The exhibition displays art from people from all different backgrounds, including students who have never participated in an art show before and community members who make art for a living.
Along with being a curator, Percoco is also a featured artist in the exhibition. One of her paintings, titled “Chaos,” is nontraditional to her style, but was very indicative of how she was feeling at the time.
“Not only do I feel chaos in my soul, but I feel like the world is pretty chaotic right now, and, just by creating that, it helps bring me some peace and control,” Percoco said.
Although Percoco usually likes to incorporate some level of hope and beauty in her art, she thought it was especially important in this show to display her raw emotions.
Artist Viktoria Ford found out about the exhibition after Snyder and Percoco invited the artists of a past show she was part of.
Ford made the piece she submitted, an oil pastel painting entitled “Howl,” after Trump’s first election win.
“I was so appalled by his rhetoric about women and his history with women,” Ford said. “At that point there were charges of rape, there were charges of indecent expressions toward women that he had power over, and so this piece just kind of came out of me.”
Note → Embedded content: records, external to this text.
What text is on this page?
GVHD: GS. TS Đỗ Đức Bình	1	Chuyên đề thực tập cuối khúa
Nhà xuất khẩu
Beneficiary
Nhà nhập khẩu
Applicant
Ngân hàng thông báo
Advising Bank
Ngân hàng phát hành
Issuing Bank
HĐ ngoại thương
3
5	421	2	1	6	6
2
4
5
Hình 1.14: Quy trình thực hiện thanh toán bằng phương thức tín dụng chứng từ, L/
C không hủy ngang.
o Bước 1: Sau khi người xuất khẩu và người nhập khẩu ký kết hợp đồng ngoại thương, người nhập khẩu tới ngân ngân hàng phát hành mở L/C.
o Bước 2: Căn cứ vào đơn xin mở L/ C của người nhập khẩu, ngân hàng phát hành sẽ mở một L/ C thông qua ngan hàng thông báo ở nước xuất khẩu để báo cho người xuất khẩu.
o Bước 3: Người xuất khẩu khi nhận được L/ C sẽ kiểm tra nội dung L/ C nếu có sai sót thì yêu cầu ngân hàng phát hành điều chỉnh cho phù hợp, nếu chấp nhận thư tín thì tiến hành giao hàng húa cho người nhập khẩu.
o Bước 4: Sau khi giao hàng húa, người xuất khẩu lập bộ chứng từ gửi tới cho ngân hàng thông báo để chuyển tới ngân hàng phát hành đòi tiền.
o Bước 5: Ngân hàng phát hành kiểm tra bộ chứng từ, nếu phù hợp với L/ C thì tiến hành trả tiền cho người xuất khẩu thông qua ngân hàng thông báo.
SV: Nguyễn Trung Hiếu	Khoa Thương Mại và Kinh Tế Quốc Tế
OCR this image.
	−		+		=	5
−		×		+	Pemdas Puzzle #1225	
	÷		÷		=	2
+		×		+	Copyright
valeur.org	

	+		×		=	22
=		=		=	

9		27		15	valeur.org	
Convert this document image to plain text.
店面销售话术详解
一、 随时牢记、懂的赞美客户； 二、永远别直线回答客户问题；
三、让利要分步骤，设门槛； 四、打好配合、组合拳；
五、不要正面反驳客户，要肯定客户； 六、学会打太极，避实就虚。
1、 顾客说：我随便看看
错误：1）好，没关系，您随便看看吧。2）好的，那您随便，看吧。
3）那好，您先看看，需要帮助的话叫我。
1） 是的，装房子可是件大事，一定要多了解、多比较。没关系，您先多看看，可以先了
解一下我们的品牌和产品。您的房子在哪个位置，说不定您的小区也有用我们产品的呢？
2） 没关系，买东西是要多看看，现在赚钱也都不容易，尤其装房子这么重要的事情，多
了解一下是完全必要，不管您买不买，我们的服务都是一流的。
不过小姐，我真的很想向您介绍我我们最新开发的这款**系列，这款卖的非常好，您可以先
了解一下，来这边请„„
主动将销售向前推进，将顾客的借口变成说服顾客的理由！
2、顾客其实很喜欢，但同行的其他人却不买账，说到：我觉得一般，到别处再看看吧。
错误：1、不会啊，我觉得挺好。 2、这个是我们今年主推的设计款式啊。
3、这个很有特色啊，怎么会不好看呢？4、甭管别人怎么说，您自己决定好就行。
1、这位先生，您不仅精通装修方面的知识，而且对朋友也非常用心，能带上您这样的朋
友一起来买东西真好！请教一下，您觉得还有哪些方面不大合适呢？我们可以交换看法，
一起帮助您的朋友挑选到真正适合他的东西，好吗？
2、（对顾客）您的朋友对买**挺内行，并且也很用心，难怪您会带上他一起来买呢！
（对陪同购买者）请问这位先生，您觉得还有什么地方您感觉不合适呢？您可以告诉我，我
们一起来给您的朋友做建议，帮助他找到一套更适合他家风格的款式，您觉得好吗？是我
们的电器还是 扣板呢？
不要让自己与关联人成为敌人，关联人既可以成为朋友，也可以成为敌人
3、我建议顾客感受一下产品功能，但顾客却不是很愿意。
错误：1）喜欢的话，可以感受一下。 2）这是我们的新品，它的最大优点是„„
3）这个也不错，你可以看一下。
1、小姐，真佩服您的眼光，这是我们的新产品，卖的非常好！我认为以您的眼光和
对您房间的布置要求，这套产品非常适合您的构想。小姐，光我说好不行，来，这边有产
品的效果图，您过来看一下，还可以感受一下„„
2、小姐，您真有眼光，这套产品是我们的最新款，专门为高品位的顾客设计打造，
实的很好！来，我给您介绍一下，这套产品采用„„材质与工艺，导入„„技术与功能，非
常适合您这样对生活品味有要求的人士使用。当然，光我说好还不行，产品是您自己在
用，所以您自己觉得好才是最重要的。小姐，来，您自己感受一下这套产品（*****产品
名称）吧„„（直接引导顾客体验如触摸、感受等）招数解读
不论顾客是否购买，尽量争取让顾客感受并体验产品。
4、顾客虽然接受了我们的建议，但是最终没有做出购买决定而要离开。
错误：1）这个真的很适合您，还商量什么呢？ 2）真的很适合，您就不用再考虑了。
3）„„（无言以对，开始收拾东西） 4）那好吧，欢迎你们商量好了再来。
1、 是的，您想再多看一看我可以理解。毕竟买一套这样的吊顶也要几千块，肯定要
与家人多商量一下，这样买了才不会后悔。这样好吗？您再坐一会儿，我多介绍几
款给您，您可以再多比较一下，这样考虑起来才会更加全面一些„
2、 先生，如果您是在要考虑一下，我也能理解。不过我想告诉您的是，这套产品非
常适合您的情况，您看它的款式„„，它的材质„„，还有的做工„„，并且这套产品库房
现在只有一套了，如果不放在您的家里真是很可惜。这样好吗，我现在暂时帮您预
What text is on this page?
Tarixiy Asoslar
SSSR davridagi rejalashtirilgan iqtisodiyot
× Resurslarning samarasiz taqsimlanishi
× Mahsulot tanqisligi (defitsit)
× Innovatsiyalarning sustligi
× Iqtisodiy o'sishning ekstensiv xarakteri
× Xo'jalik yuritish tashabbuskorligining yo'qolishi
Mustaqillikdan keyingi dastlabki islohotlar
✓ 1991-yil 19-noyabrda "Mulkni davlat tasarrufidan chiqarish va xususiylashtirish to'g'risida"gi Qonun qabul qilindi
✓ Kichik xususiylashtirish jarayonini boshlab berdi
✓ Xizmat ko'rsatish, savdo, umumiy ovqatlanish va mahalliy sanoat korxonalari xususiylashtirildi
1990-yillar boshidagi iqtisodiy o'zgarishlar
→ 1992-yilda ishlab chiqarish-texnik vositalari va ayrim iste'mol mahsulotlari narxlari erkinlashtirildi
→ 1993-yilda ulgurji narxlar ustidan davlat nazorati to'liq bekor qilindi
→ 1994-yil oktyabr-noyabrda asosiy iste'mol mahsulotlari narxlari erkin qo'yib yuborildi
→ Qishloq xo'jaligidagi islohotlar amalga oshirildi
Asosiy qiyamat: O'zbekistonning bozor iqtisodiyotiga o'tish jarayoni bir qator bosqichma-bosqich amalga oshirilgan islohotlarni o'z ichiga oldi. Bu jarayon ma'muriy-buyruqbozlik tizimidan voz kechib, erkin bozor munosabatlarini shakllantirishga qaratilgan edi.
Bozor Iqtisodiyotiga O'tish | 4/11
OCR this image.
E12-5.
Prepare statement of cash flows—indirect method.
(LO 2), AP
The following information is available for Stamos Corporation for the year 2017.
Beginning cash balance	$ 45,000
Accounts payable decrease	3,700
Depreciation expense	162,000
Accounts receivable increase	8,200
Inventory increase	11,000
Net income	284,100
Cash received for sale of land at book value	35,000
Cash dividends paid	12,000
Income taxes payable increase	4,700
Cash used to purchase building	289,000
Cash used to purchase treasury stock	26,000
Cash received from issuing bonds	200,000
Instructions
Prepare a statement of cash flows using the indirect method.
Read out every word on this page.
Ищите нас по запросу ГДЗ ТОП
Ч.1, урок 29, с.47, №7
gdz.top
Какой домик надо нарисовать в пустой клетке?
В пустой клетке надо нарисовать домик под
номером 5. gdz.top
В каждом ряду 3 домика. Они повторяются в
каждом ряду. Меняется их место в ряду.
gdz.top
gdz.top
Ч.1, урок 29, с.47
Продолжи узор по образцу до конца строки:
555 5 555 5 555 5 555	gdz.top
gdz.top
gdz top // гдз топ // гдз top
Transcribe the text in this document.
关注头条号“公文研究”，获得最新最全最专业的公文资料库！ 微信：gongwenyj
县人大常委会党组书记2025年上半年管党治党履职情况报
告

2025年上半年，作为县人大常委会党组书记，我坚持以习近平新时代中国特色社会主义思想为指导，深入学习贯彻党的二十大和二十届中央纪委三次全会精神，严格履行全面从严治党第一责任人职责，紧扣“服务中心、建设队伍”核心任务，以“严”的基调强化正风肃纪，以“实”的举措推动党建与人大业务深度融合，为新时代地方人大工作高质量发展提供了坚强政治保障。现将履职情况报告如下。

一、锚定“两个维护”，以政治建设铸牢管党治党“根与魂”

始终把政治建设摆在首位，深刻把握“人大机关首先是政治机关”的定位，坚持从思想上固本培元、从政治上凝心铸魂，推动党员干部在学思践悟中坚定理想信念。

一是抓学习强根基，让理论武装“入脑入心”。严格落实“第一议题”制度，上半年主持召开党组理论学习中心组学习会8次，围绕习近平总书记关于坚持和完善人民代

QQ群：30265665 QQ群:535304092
Ford sees her art as a way of resisting, which she believes is especially valuable in the current state of the world.
“I guess my resistance has a lot to do with creativity,” Ford said. “I’m not saying it completely gets rid of the pain or the revulsion, but it does focus it outside of yourself by doing creative work, and that’s why I do it. It’s a way of not accepting the status quo.”
Vera Mak, artist and graduate student studying social work, submitted a piece after receiving a newsletter saying the exhibition was open for submission.
When thinking about the idea of resistance and his reactions to the current climate, Mak decided to base their work on the idea of the struggle to find one’s identity, and the hope and dread of coping with it through escapism.
The piece, a digital illustration titled “Cross My Heart and Hope to Die,” specifically explores escapism through media and how it brings comfort and allows us to get away from real life.
Inspired by Japanese funerary pictures, a ribbon and bow featured at the top of the frame represent an ego death of self, and how indulging in escapism for too long can make you lose a sense of self and reality.
Mak views the theme of resistance through identity, which they view as directly related to politics.
“As an Asian American who immigrated from Taiwan, my whole existence is political,” Mak said. “I think for everyone, their whole entire existence itself is political as well.”
Through viewing the exhibition and engaging with the art, Mak hopes that community members engage in open dialogue with each other and acknowledge their differences not as something that divides but unites them.